Here you can see that the write_PACKAGES function has identified the latest version and set only the latest version in the PACKAGES file. I take this as the gold standard of what it should do. Maybe I shouldn't but in the absence of a detailed doc from CRAN on how it should work I think it is a fair standard?

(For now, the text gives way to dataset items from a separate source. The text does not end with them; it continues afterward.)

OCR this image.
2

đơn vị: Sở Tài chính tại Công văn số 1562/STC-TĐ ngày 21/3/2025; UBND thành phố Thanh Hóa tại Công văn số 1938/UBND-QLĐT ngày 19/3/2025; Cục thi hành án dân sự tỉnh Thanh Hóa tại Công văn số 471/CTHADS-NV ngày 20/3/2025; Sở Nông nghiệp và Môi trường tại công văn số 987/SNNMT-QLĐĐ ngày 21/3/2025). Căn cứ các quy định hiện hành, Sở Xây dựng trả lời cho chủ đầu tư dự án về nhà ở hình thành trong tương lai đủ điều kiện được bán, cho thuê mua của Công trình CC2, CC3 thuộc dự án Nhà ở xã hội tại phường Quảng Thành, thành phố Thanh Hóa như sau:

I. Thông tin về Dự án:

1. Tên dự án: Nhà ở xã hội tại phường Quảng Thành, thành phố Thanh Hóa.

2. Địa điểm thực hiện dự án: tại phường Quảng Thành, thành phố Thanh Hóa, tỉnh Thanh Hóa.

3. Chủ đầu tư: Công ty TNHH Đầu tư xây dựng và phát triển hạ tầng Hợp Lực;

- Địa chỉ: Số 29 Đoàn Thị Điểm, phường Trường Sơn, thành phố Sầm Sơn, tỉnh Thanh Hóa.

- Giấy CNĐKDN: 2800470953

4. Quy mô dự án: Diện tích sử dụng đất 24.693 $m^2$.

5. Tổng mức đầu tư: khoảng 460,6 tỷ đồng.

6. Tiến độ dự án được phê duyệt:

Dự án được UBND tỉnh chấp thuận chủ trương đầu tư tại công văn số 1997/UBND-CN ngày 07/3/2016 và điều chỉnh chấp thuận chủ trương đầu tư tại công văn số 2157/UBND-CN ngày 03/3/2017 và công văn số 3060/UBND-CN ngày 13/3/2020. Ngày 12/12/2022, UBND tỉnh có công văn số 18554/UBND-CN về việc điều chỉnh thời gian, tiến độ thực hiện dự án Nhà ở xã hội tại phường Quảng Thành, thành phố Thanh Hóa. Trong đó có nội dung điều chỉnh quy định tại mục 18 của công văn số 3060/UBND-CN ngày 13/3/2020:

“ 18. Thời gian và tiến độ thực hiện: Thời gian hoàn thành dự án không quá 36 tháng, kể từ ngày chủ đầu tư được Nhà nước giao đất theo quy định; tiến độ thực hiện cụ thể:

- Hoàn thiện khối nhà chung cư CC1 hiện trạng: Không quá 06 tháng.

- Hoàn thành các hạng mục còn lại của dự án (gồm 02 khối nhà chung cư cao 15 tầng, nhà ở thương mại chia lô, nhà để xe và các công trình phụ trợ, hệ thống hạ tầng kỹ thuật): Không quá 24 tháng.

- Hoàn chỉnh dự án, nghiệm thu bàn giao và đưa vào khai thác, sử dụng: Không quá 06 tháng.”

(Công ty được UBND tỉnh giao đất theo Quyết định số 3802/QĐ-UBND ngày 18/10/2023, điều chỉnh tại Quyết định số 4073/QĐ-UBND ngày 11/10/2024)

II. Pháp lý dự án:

Thanks again, for taking the time to look at this. Sean

PS here is the code for the write_PACKAGES function.

and a snippet:

.remove_stale_dups <-
function(ap)
{
    ## Given a matrix from available.packages, return a copy
    ## with no duplicate packages, being sure to keep the packages
    ## with highest version number.
    ## (Also works for data frame package repository dbs.)
    pkgs <- ap[ , "Package"]
    dup_pkgs <- pkgs[duplicated(pkgs)]
    stale_dups <- integer(length(dup_pkgs))
    i <- 1L
    for (dp in dup_pkgs) {
        wh <- which(dp == pkgs)
        vers <- package_version(ap[wh, "Version"])
        keep_ver <- max(vers)
    keep_idx <- which.max(vers == keep_ver) # they might all be max
        wh <- wh[-keep_idx]
        end_i <- i + length(wh) - 1L
        stale_dups[i:end_i] <- wh
        i <- end_i + 1L
    }
    ## Possible to have only one package in a repository
    if(length(stale_dups)) ap[-stale_dups, , drop = FALSE] else ap
}
DarthHater commented 7 years ago

@screig to get this right, we need to know exactly how max() works for a lot of cases. If you can help us figure that out, I think that would be a good start!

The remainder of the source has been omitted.